I have been thinking about virals a lot lately, and an having a hard time deciding how to measure their effect or when to really recommend them. So this is what I was thinking:
Why do clients ask for a viral?
- they are a low cost production
- they do not entail media costs - you do not pay to have them broadcast
- they do not have to follow the pre-set media plan or business plan
- sometimes they are better off not following the brand book
- they are immensely popular, generate huge WOM
What are the immediate benefits of virals?
(all of these should be the aftereffect of WOM - you evaluate WOM by its overall influence on awareness, leads and actual volume)
Possibly all these three are benefits, but here comes the catch: we have no actual data for any of them. There is no definitive case of a viral altering brand indexes, or sales (remember the famed Gorilla and the no so famous after-viral results, when Galaxy, Cadbury's prime competitor actually took over the category). That is because, as pointed out above, virals are off media plan, off business plan, off brand book - they are "rogue communicators".

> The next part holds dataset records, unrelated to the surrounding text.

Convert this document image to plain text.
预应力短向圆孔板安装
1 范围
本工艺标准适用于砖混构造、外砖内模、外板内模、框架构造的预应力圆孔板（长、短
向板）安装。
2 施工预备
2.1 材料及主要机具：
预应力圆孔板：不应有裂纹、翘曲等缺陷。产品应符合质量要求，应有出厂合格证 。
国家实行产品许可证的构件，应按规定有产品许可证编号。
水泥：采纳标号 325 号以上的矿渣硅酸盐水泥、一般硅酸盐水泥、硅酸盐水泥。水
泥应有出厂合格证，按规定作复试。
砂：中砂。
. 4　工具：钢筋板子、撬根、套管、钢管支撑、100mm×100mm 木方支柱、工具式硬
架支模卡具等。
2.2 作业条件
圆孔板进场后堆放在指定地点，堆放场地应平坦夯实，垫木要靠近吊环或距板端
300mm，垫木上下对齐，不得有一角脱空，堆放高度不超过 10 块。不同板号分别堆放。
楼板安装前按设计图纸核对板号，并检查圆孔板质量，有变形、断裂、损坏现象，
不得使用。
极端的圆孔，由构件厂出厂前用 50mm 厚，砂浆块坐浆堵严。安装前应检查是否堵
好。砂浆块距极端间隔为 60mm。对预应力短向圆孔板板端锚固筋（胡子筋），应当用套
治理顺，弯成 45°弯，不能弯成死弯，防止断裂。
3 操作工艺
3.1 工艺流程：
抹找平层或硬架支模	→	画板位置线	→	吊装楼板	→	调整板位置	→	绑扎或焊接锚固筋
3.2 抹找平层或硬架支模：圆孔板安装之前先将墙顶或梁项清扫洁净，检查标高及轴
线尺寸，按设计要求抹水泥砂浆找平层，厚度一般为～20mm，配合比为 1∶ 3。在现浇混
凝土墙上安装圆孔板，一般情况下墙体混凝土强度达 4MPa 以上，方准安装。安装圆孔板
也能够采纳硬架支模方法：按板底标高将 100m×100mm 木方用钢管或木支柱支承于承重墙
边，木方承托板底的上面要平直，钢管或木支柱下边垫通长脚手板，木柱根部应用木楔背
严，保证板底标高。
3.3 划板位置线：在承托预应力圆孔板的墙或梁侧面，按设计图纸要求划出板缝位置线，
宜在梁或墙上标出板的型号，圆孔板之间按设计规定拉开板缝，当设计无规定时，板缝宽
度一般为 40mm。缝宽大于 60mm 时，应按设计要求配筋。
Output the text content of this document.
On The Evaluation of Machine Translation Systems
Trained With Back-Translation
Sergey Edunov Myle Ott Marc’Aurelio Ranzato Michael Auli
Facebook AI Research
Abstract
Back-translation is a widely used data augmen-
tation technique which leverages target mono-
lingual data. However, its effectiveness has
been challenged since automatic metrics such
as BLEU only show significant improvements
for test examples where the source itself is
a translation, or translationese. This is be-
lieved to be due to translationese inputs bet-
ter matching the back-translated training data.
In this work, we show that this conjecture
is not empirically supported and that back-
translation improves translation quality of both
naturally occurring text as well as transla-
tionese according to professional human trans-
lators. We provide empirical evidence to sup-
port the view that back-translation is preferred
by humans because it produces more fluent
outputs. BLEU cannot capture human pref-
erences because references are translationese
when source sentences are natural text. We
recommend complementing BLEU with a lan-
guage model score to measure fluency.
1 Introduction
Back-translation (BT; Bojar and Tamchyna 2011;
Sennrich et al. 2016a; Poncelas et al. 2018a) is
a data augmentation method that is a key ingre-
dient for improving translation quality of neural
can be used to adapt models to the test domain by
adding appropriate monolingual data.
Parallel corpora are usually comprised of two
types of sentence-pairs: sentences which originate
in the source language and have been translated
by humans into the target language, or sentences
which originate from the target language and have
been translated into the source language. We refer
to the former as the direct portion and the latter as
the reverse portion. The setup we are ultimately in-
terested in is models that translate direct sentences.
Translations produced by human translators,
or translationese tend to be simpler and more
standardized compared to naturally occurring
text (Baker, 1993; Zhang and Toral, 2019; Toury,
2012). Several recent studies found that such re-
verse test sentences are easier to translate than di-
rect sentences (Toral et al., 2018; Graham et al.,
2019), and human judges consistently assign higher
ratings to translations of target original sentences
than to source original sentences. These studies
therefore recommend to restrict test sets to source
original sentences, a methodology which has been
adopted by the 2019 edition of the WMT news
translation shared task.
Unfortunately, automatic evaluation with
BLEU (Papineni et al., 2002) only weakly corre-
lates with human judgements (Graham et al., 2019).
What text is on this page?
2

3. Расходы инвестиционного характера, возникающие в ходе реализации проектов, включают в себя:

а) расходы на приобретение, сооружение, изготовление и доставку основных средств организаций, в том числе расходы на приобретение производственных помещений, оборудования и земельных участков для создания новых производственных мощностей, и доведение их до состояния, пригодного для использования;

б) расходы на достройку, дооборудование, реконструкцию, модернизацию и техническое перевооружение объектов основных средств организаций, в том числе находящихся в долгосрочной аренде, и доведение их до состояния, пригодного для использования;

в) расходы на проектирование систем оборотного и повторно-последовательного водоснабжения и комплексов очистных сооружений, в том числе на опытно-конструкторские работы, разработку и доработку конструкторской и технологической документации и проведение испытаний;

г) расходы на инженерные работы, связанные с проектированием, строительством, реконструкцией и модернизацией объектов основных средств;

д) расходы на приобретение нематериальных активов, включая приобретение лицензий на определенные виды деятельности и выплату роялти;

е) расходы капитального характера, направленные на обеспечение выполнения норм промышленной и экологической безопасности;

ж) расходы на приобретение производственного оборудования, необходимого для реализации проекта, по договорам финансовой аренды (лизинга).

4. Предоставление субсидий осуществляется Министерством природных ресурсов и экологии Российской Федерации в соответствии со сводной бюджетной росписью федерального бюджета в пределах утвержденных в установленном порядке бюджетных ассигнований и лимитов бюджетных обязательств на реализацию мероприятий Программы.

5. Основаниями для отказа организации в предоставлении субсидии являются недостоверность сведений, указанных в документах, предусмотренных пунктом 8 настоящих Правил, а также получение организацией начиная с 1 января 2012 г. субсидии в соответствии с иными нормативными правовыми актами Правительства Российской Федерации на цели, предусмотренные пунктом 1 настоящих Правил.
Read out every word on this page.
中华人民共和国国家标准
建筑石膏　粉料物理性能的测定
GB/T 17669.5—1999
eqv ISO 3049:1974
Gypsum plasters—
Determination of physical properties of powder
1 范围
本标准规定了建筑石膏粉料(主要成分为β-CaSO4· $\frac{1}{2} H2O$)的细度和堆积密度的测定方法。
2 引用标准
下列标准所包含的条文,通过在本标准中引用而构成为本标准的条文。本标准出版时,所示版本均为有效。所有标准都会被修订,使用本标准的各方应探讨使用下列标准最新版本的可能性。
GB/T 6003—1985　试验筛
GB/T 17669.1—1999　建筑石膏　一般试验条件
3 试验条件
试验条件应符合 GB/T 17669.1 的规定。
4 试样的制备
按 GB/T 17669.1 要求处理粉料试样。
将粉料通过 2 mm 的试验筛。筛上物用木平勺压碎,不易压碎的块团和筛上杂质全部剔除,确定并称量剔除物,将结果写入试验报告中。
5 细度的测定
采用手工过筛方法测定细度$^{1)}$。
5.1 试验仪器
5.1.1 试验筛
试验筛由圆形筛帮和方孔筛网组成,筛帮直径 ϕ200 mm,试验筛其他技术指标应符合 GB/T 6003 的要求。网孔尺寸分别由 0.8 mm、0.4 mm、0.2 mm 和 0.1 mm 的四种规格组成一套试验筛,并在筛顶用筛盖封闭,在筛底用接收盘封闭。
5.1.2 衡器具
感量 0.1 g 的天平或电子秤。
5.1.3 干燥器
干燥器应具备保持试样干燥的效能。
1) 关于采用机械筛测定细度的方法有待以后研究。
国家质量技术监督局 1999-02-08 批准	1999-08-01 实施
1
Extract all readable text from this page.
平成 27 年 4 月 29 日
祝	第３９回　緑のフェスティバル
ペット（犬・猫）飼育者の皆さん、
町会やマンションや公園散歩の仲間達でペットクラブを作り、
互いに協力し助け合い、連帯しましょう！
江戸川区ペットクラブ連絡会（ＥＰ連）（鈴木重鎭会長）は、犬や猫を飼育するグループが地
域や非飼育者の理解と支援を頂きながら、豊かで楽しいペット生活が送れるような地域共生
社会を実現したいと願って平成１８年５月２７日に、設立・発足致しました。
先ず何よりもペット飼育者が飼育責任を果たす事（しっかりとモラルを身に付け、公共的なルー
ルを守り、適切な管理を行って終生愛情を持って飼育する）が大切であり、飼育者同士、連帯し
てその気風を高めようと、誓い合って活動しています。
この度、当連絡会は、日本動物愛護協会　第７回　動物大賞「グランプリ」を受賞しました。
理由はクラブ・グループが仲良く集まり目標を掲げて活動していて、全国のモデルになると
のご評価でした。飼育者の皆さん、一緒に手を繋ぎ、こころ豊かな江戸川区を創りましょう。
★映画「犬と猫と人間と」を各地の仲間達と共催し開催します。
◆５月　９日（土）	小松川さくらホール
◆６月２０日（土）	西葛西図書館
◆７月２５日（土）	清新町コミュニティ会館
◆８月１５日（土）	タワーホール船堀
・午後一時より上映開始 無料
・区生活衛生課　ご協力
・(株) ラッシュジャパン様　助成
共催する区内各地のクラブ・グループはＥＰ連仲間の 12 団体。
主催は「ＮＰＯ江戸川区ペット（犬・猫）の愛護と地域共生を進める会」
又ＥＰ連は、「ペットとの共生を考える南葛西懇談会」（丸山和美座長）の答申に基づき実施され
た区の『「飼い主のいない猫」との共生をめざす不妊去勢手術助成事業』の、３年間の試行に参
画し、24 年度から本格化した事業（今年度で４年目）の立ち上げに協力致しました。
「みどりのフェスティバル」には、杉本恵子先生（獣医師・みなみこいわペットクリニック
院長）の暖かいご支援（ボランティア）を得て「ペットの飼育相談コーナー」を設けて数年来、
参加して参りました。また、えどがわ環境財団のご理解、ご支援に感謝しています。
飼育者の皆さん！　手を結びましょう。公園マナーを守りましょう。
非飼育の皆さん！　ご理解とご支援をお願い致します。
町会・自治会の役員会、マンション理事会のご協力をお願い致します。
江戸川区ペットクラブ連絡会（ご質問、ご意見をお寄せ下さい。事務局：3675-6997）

Now, let us evaluate the possible benefits of a viral
- awareness, WOM - this is useful for a brand under 30% awareness. For brands with over 90% awareness the boring old regular media plan will suffice. I am having a hard time imagining brand support by only virals in a country with 35% Internet penetration. I am having a hard time imagining that in a country with 100& Internet penetration.
- likeability - surely, but not within your target group for all the reasons above. Being off brand and online :-) virals tend to appeal to the "web surfers", people who spend a lot of time online, who are susceptible to having a large mailing list etc. This disqualifies a bunch of mainstream brands whose main volumes come from people ...well, not like that
- sales - I am having a hard time finding a connection here but I am open to suggestions.
So, I guess, when recommending a viral or being asked to do a viral, ask your client "what is it that you are trying to achieve?"
communication is essential to business making and it involves more than the ability to name your product, write a tag line or a press release. It's an intricate, rational and scalable effort and, let's face it, not anyone can do it.